第4話 皇帝陛下
「ソナタ、食中毒に詳しいようだな」
「いえ、芋の食中毒は有名な話で」
「だが、あれは俺も知らなかった。ソナタ、もしや、もやしが食中毒の原因になる理由を知っているか?」
「もやし……? あれは、日を当てずに育てた大豆ですので、育てた環境によるもの――例えば、水を適宜取り替えなかったとか?」
もやしは水を吸わせてからよく洗い、太陽を遮蔽した器で育てるが、毎日水を取りかえ、なおかつその際は水の濁りがなくなるまで振り洗いするのが安全に作るコツだ。
「いや、それはない。育てから出荷まで、徹底した衛生管理をしている」
「うーん、ならば、もやしに見せかけた、誤食ですかね」
「誤食。ソナタ、見たらそれがもやしでないかわかるか?」
雨流がやけに前のめりに聞いてきて、月花は後ずさりする。なにやら、面倒なことを押し付けられそうな気がしたのだ。しかし雨流は月花の目をまっすぐに見て、どこか切羽詰まっているような雰囲気さえあった。外套の奥に光る瞳は、月花と違ってやや紫色がかっていて、紫水晶のように美しい。
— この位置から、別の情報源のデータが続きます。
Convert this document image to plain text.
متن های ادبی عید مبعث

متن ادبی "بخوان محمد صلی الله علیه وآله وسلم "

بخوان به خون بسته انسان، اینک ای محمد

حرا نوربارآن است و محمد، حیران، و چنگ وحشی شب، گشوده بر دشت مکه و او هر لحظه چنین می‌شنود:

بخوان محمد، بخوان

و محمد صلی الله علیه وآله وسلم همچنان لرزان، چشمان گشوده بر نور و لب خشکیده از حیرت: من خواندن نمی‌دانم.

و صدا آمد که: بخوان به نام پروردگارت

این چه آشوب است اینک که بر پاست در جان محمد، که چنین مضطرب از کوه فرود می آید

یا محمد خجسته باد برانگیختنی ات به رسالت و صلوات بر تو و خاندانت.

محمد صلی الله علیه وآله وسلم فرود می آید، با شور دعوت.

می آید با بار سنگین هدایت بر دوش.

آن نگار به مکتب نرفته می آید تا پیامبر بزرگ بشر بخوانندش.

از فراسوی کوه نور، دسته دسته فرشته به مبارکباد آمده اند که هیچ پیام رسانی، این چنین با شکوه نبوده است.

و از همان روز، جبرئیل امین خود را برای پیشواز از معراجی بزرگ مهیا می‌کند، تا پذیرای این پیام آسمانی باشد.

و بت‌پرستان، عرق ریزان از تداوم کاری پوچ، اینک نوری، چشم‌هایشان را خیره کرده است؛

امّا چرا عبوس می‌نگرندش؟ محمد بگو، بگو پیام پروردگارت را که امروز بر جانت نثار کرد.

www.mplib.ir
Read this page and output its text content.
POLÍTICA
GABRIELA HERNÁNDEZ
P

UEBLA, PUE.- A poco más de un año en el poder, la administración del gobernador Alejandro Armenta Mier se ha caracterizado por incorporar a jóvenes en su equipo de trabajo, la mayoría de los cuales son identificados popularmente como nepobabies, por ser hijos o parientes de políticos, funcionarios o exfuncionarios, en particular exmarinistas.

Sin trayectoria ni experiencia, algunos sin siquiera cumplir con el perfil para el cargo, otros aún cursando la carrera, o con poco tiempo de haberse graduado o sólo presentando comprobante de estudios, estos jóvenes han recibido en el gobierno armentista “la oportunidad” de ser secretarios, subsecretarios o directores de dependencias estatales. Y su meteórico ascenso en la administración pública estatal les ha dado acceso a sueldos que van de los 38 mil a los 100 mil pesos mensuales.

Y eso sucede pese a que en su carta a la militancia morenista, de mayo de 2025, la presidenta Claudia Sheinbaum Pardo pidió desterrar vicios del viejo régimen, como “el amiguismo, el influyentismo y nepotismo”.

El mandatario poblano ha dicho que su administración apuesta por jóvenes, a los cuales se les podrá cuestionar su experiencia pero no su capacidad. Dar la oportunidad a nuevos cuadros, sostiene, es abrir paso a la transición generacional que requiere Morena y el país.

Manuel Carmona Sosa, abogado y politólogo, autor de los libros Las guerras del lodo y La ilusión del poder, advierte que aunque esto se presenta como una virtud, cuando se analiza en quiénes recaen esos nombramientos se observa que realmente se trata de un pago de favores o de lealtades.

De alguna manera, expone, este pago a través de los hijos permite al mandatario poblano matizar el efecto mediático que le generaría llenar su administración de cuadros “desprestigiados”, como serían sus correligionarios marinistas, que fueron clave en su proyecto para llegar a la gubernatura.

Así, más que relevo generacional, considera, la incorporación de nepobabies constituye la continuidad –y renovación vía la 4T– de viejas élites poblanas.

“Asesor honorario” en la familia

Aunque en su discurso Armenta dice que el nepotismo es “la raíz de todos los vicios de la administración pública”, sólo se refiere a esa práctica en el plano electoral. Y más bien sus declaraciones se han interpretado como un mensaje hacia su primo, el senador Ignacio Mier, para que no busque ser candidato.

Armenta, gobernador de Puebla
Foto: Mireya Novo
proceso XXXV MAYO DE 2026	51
もしやこの青年は、水晶の精なのではと思わせるほど、かんばせが美しいのは容易に想像がついた。
「食べれば、わかるんですけどね」
「食べれば……?」
月花がべっと舌を出す。小さな赤色の舌は木苺のように可愛らしかった。雨流が首を右に傾ける。月花は舌をしまうと、
「絶対味覚とか、絶対舌感とか。そう言うらしいです、この舌」
「もしや、ソナタも、『食べたものの材料がわかる』のか?」
「『ソナタも』ということは、雨流さんも?」
「ああ、なんだ、そうか。ソナタの店のカリーも、そのほかの料理も。どれも美味で、なおかつ毎回味付けが完璧だった。ソナタの舌は、すべての味を感じるのだな」
雨流が嬉しそうに笑うも、月花はいい顔をしない。料理人ならばこの舌は誇りとも言うべきだ。なのに月花には、素直に喜べない理由があった。月花の顔が険しいものに変わる。
「そんなにいいものではないですよ」
「なぜだ。料理人は天職だろう」
「私のは、食べた材料以外のものもわかるのです」
「食べた材料以外、とは?」
「含まれる成分、すべてがこの舌に伝わるのです。無味無臭の毒でさえ、この舌には味として感じます」
ほう、と雨流がうなった。月花はうつむき、面倒なことです、とつぶやいた。この舌のせいで、感じたくもない毒や食中毒の成分がわかってしまう。そう言われれば、先程も月花は芋を一口口に入れただけで、芋が食中毒の原因だと断じた。あれは、芋の毒の味を確かめたのだ。知ったとたん、雨流の顔がパッと明るくなる。
「では、今からソナタに確かめてほしいことがある」
「ええ、嫌ですよ。毒ですか?」
「ああ、毒だ。ソナタ、俺が助けた恩があるだろう?」
「そういう魂胆で私を助けたのなら、軽蔑します」
「なんとでも言え」
はっは、と笑って、雨流は月花の手を握った。小さな赤切れだらけの月花の手に対して、雨流の手のひらは傷一つなかった。つるりとした手が月花を握って離さない。月花が手を引くも、雨流は月花を逃がさなかった。
「握らずとも、逃げませんよ」
「念のためだ」
ふたりは並んで歩いていく。五里の道を歩くと都について、段々と、段々と、遠くに見える王宮が近づいてくる。途中から月花も、もしやと思ったのだが、まさか、と懸念を振り払った。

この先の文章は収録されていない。